Python's PEP 484 type annotation for Generator Expression

What is the correct type annotation for a function that returns a generator expression?


def foo():
    return (x*x for x in range(10))

I can't figure out if this is -> Iterator[int], -> Iterable[int], -> Generator[int, None, None], or something else.

If there should be one-- and preferably only one --obvious way to do it, then what is the obvious way here?


  • Quick note: your function is a "regular function which returns a generator", not a "generator function". To understand the distinction, read this answer.

    For your foo, I suggest using -> Iterator[int].


    It boils down to what kind of interface you want.

    First, make yourself familiar with this page in the python documentation where the hierarchy of the most important Python types is defined.

    You can see there that these expressions return True:

    import typing as t
    issubclass(t.Iterator, t.Iterable)
    issubclass(t.Generator, t.Iterator)

    You should also notice on the same page that Generator has methods that Iterator doesn't have. These methods are send, throw and close (documentation), and they allow you to do more with generators than just simple single passthrough iteration. Check this question for examples of the possibilities with generators: What is the purpose of the "send" function on Python generators?

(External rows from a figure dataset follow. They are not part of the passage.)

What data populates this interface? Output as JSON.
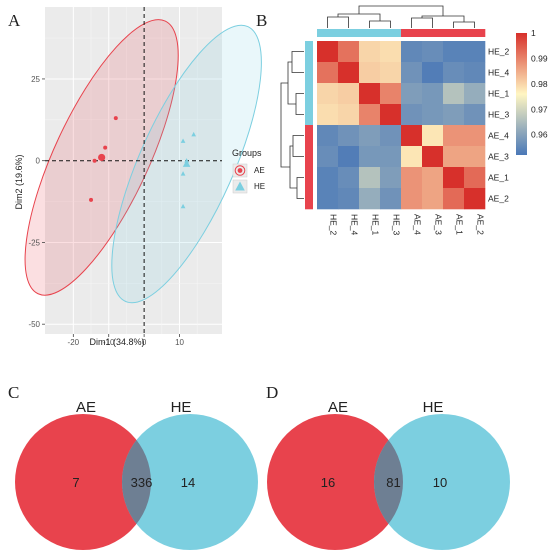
{
  "panels": {
    "a": "A",
    "b": "B",
    "c": "C",
    "d": "D"
  },
  "colors": {
    "ae": "#e8434d",
    "he": "#7ccfe0",
    "overlap": "#6e7f93",
    "heat_low": "#4a78b7",
    "heat_mid": "#fff6c2",
    "heat_high": "#d7302b"
  },
  "chart_data": [
    {
      "type": "scatter",
      "title": "",
      "xlabel": "Dim1 (34.8%)",
      "ylabel": "Dim2 (19.6%)",
      "xlim": [
        -28,
        22
      ],
      "ylim": [
        -53,
        47
      ],
      "xticks": [
        -20,
        -10,
        0,
        10
      ],
      "yticks": [
        -50,
        -25,
        0,
        25
      ],
      "grid": true,
      "legend": {
        "title": "Groups",
        "position": "right",
        "entries": [
          "AE",
          "HE"
        ]
      },
      "series": [
        {
          "name": "AE",
          "marker": "circle",
          "color": "#e8434d",
          "points": [
            [
              -8,
              13
            ],
            [
              -11,
              4
            ],
            [
              -12,
              1
            ],
            [
              -14,
              0
            ],
            [
              -15,
              -12
            ]
          ],
          "centroid": [
            -12,
            1
          ]
        },
        {
          "name": "HE",
          "marker": "triangle",
          "color": "#7ccfe0",
          "points": [
            [
              14,
              8
            ],
            [
              11,
              6
            ],
            [
              11,
              -4
            ],
            [
              11,
              -14
            ],
            [
              12,
              0
            ]
          ],
          "centroid": [
            12,
            -1
          ]
        }
      ]
    },
    {
      "type": "heatmap",
      "rows": [
        "HE_2",
        "HE_4",
        "HE_1",
        "HE_3",
        "AE_4",
        "AE_3",
        "AE_1",
        "AE_2"
      ],
      "cols": [
        "HE_2",
        "HE_4",
        "HE_1",
        "HE_3",
        "AE_4",
        "AE_3",
        "AE_1",
        "AE_2"
      ],
      "row_groups": [
        "HE",
        "HE",
        "HE",
        "HE",
        "AE",
        "AE",
        "AE",
        "AE"
      ],
      "col_groups": [
        "HE",
        "HE",
        "HE",
        "HE",
        "AE",
        "AE",
        "AE",
        "AE"
      ],
      "values": [
        [
          1.0,
          0.992,
          0.98,
          0.979,
          0.955,
          0.956,
          0.954,
          0.954
        ],
        [
          0.992,
          1.0,
          0.981,
          0.98,
          0.957,
          0.953,
          0.956,
          0.955
        ],
        [
          0.98,
          0.981,
          1.0,
          0.99,
          0.959,
          0.958,
          0.966,
          0.962
        ],
        [
          0.979,
          0.98,
          0.99,
          1.0,
          0.957,
          0.958,
          0.959,
          0.957
        ],
        [
          0.955,
          0.957,
          0.959,
          0.957,
          1.0,
          0.978,
          0.988,
          0.988
        ],
        [
          0.956,
          0.953,
          0.958,
          0.958,
          0.978,
          1.0,
          0.986,
          0.986
        ],
        [
          0.954,
          0.956,
          0.966,
          0.959,
          0.988,
          0.986,
          1.0,
          0.993
        ],
        [
          0.954,
          0.955,
          0.962,
          0.957,
          0.988,
          0.986,
          0.993,
          1.0
        ]
      ],
      "colorbar": {
        "range": [
          0.952,
          1.0
        ],
        "ticks": [
          1,
          0.99,
          0.98,
          0.97,
          0.96
        ]
      }
    },
    {
      "type": "venn",
      "sets": [
        "AE",
        "HE"
      ],
      "counts": {
        "only_a": 7,
        "both": 336,
        "only_b": 14
      }
    },
    {
      "type": "venn",
      "sets": [
        "AE",
        "HE"
      ],
      "counts": {
        "only_a": 16,
        "both": 81,
        "only_b": 10
      }
    }
  ]
}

    Going back to choosing an interface. If you want others to use the results of your generator function like a generator, i.e.

    def gen(limit: int): -> Generator[int, None, None]
        for x in range(limit):
            yield x
    g = gen(3)
    next(g)  # => 0
    g.send(10)  # => 1

    Then you should specify -> Generator[int, None, None].

    But notice that above is nonsense. You in fact can call send, but it doesn't change the execution because gen doesn't do anything with sent value (there is nothing like x = yield). Knowing that, you can limit the knowledge of people using gen and define it as -> Iterator[int]. In this way, you can make a contract with users that "my function returns iterator of integers and you should use it as such". If you later change implementation to, e.g.

    def gen(limit: int): -> Iterator[int]
        return iter(list(range(limit)))

    Those who used a returned object like Generator (because they peeked implementation) would have their code broken. However, you shouldn't be bothered by that because they used it in a different way to the way specified in your contract. As such, this kind of breakage is not your responsibility.

    Put simply, if you end up with Generator[Something, None, None] (two Nones) then consider Iterable[Something] or Iterator[Something].

    The same goes for Iterator vs Iterable. If you want your users to be able to use your object only with the iter function (and thus be used in iteration context e.g. [x for x in g]), then use Iterable. If you want them to use both next and iter on the object, use Iterator.


    This line of thought applies mostly to the annotated type of returned values. In the case of parameters, you should specify the types according to what interface (read: methods/functions) you want to use on that object inside your function.